In February, the bank disclosed that a Banamex employee regularly processed falsified documents to help an oil services company obtain loans and advances that it could not repay. That sounds like a routine embezzlement in which the bank is a victim. In the past, it would have been unlikely that the government would pursue a case against Citigroup for the acts of a rogue employee.

But as DealBook reported, federal prosecutors are looking at whether Citigroup had in place the proper internal controls to stop the scheme before it could start. This was the approach taken by the Justice Department in the deferred prosecution agreement it reached with JPMorgan Chase over how the bank handled the accounts of Bernard L. Madoff’s firm that were used to conduct his huge Ponzi scheme. The bank paid more than $2 billion to settle criminal and civil cases.

Citigroup has also disclosed that federal prosecutors in Massachusetts are looking more broadly at possible money laundering violations. Prosecutors there have issued grand jury subpoenas to determine whether the bank did enough to prevent customers from misusing the bank.

The effectiveness of the internal controls that banks have put in place to prevent money laundering and other types illegal activities has taken on greater urgency recently. The Justice Department appears to be taking a harder line after it was criticized for going easy on HSBC for money laundering violations in its Mexican subsidiary. So these investigations present a significant threat to Citigroup because prosecutors are more aggressive now in pursuing cases, which could force the bank to admit violations in exchange for a deferred prosecution agreement like the one JPMorgan received.

Sometimes it is not the government that leads the investigation, but the company. This is especially true in Foreign Corrupt Practices Act cases in which federal prosecutors are unable to look inside foreign operations as easily as a corporate counsel. That means the company bears the cost of the investigation, an amount that can grow quickly into the hundreds of millions of dollars.

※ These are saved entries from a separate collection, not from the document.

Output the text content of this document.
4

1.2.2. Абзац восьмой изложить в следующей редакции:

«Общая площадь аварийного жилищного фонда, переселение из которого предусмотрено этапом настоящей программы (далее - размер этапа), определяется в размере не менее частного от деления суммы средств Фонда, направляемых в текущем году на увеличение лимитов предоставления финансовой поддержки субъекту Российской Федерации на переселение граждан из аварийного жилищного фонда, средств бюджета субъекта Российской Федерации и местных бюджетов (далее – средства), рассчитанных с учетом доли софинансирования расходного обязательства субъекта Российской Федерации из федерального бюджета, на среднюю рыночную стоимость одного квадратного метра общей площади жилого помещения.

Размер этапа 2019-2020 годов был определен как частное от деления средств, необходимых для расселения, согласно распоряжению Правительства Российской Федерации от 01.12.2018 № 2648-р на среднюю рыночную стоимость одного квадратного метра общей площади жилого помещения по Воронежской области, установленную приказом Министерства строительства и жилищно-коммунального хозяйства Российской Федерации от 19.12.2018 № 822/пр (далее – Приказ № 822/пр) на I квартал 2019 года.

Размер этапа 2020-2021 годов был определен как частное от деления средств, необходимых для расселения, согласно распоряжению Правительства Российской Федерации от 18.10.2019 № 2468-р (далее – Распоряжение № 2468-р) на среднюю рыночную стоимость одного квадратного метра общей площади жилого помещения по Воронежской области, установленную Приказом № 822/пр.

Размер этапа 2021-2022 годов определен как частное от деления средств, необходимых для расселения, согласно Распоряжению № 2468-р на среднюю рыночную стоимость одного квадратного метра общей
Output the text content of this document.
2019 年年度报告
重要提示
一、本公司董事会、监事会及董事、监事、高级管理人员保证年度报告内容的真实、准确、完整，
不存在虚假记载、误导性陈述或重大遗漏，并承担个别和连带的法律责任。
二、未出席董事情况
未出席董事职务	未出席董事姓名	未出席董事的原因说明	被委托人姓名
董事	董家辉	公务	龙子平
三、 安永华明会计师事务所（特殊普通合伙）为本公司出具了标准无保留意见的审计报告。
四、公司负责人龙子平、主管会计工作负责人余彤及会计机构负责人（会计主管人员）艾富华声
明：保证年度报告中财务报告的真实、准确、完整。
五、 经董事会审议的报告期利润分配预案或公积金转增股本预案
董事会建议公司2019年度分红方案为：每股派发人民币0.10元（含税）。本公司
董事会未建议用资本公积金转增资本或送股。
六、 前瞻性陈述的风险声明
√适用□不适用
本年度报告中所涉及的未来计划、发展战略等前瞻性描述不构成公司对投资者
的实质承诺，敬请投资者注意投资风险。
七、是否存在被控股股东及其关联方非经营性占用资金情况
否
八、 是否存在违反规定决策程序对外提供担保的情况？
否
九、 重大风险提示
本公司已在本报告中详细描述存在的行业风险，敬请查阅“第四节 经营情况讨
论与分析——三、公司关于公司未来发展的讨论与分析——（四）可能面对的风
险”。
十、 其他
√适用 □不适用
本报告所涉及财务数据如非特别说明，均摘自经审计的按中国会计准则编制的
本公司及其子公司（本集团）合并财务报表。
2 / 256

Wal-Mart, for example, disclosed that it spent $439 million investigating overseas bribery after a New York Times article two years ago revealed that it had made suspicious payments in Mexico to win local approval to build stores. Those costs will only grow as the retailer looks at operations in a number of different countries for potential bribes.

The Justice Department and the Securities and Exchange Commission, which share authority for enforcement of the corruption law, will await the results of Wal-Mart’s internal review before deciding how much to demand as part of a settlement.

Just because the Justice Department has begun a criminal investigation of a company does not mean it will always end in the same way. Investigations can signal different things about the seriousness of the potential consequences, and it is up to the company to read the tea leaves.